Eggplants are attractive, tender herbaceous perennials normally grown as annuals. Their purple flowers and large, purple-tinged leaves combine with colorful fruit to make them a stunning addition for a vegetable or flower garden. Eggplants are a warm-weather crop, thriving in heat and humidity that makes other crops wilt. It's best to grow eggplants in a part of the garden where you haven't grown related crops, including tomatoes, potatoes, and peppers, within the last 3 or 4 years. Many pests of eggplants are pests of these related plants too.
Choosing a site to grow eggplants
Select a site with full sun and fertile, well-drained soil. repare the garden bed by using a garden fork or tiller to loosen the soil to a depth of 12 to 15 inches, then mix in a 2- to 4-inch layer of compost.
Start plants indoors in flats or peat pots about 2 months before the soil warms up in your region, or buy nursery transplants just before planting.

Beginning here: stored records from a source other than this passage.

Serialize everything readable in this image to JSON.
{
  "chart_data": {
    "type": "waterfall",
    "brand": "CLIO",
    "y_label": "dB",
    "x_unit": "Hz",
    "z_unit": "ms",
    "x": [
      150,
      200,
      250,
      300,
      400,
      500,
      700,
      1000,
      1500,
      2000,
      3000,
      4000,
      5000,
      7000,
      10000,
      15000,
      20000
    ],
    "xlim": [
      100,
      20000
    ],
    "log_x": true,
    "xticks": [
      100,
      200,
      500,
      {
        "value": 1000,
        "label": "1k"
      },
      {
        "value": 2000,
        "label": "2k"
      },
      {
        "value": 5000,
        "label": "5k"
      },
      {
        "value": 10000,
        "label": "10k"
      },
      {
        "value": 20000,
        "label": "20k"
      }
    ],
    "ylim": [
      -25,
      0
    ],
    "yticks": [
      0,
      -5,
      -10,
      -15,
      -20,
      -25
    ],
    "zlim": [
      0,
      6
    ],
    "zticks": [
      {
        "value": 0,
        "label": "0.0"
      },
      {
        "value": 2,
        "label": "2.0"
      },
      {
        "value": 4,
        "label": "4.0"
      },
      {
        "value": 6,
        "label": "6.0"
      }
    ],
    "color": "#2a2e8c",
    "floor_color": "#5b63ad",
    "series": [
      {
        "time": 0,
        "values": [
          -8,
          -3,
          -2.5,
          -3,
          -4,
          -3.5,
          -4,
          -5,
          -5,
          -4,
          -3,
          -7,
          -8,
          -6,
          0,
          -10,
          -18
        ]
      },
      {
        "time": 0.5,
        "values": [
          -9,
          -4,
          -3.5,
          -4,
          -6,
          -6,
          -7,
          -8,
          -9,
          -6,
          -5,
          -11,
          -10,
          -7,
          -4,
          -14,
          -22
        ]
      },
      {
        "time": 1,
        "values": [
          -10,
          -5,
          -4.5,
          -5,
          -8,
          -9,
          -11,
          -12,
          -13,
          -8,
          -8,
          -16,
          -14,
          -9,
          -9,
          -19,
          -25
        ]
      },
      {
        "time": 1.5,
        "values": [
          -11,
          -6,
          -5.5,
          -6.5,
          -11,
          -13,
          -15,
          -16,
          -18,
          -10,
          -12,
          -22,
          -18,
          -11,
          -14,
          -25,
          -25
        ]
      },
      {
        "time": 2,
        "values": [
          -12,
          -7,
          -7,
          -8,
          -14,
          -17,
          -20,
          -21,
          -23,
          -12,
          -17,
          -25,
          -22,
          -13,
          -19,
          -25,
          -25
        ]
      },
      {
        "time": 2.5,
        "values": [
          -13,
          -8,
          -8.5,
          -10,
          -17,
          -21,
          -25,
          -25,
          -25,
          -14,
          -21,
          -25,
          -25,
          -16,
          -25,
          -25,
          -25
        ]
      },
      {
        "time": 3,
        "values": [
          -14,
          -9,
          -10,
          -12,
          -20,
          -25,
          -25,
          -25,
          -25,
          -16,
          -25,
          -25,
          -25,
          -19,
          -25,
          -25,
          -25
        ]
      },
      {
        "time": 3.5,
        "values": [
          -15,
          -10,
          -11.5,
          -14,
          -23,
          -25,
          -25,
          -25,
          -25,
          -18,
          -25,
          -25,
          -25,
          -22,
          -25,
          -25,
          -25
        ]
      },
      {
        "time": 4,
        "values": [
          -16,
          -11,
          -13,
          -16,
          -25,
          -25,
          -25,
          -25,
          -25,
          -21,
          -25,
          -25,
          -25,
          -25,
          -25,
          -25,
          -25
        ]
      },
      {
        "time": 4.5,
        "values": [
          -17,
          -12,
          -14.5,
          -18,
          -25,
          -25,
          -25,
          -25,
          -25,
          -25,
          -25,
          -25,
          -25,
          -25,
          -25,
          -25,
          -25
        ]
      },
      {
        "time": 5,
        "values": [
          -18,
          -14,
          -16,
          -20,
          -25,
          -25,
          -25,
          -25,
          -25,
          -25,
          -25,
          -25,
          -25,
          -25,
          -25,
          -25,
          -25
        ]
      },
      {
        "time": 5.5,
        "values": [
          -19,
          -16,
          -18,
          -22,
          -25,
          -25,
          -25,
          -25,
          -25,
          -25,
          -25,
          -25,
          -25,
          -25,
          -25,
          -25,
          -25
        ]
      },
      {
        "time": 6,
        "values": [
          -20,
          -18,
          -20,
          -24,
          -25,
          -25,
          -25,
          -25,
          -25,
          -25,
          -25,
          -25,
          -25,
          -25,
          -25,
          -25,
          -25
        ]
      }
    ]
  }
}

Cover planting beds with black plastic to warm heavy clay soils. Set out the transplants when all spring frost danger is past, spacing plants 18 to 24 inches apart.
Add an organic mulch to retain moisture and control weeds after the soil has completely warmed up, about 1 month after setting out transplants. Water plants during the summer if rainfall is less than 1 inch per week. Contact your local County Extension office for controls of common eggplant pests such as flea beetles, Colorado potato beetles, and tomato hornworms.
How to harvest eggplants
Most eggplants can be harvested when they are 4 to 5 inches long. The skin should be shiny; dull skin is a sign that the eggplant is overripe. Use a sharp knife and cut the eggplant from the plant, leaving at least 1 inch of stem attached to the fruit.